60 µg of total protein extracted was added into of RIPA buffer containing protease inhibitor and phosphatase inhibitor cocktail, and total volume was adjusted to 200 µl. Protein was incubated with 2 µl of anti-DDR2 antibody (#12133, Cell Signaling) or Normal Rabbit IgG (#2729, Cell Signaling) overnight under rotary agitation (final concentration of antibody was 1:100). Next day, 70 µl of protein A/G beads (Pierce Protein AG Plus Agarose, #20423, Thermo Scientific) were added to the mixture of protein and antibody, incubated for 2 h at 4 °C under rotary agitation. After wash with RIPA buffer three times, proteins were eluted with 30 µl of 2X Laemmli SDS sample buffer including 10% beta-mercapthoetahnol at 95 °C for 5 minutes and separated by SDS-PAGE.

Statistical Analysis

Values were expressed as means ± SD in vitro experiments or means ± SEM in mice experiments.
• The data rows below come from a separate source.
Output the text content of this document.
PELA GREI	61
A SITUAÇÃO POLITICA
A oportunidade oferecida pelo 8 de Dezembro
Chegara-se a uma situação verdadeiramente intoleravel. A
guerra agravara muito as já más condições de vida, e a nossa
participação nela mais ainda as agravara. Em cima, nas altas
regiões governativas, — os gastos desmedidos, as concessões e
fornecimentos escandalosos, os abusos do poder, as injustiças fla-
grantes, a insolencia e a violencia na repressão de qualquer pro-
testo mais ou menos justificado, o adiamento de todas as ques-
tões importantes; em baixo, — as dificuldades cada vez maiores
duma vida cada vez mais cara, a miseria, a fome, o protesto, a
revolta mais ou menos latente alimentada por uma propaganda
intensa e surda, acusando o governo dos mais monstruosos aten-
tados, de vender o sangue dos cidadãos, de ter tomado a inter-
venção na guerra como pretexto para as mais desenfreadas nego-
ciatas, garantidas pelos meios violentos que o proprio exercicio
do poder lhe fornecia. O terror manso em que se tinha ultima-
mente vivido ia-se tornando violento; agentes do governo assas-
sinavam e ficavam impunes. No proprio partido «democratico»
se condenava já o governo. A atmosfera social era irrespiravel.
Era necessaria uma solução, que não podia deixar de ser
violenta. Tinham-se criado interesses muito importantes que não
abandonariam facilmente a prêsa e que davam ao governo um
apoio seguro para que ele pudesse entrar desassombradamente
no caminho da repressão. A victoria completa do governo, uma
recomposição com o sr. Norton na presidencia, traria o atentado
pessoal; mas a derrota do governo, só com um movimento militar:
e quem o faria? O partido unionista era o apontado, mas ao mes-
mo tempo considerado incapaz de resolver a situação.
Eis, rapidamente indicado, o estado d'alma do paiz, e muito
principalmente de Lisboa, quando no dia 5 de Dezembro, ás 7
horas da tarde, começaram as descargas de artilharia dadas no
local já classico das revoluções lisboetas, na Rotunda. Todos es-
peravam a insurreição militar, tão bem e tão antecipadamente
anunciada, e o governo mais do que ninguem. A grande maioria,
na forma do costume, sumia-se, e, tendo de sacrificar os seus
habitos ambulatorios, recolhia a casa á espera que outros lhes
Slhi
Data were analyzed by unpaired Student’s t- test unless indicated otherwise. P-values less than 0.05 were regarded as statistically significant. In Figs 2C–E and 3A, one-way ANOVA was conducted. For the comparison of complete closure of amnion and choriodecidua (Fig. 1H), chi-square test was utilized.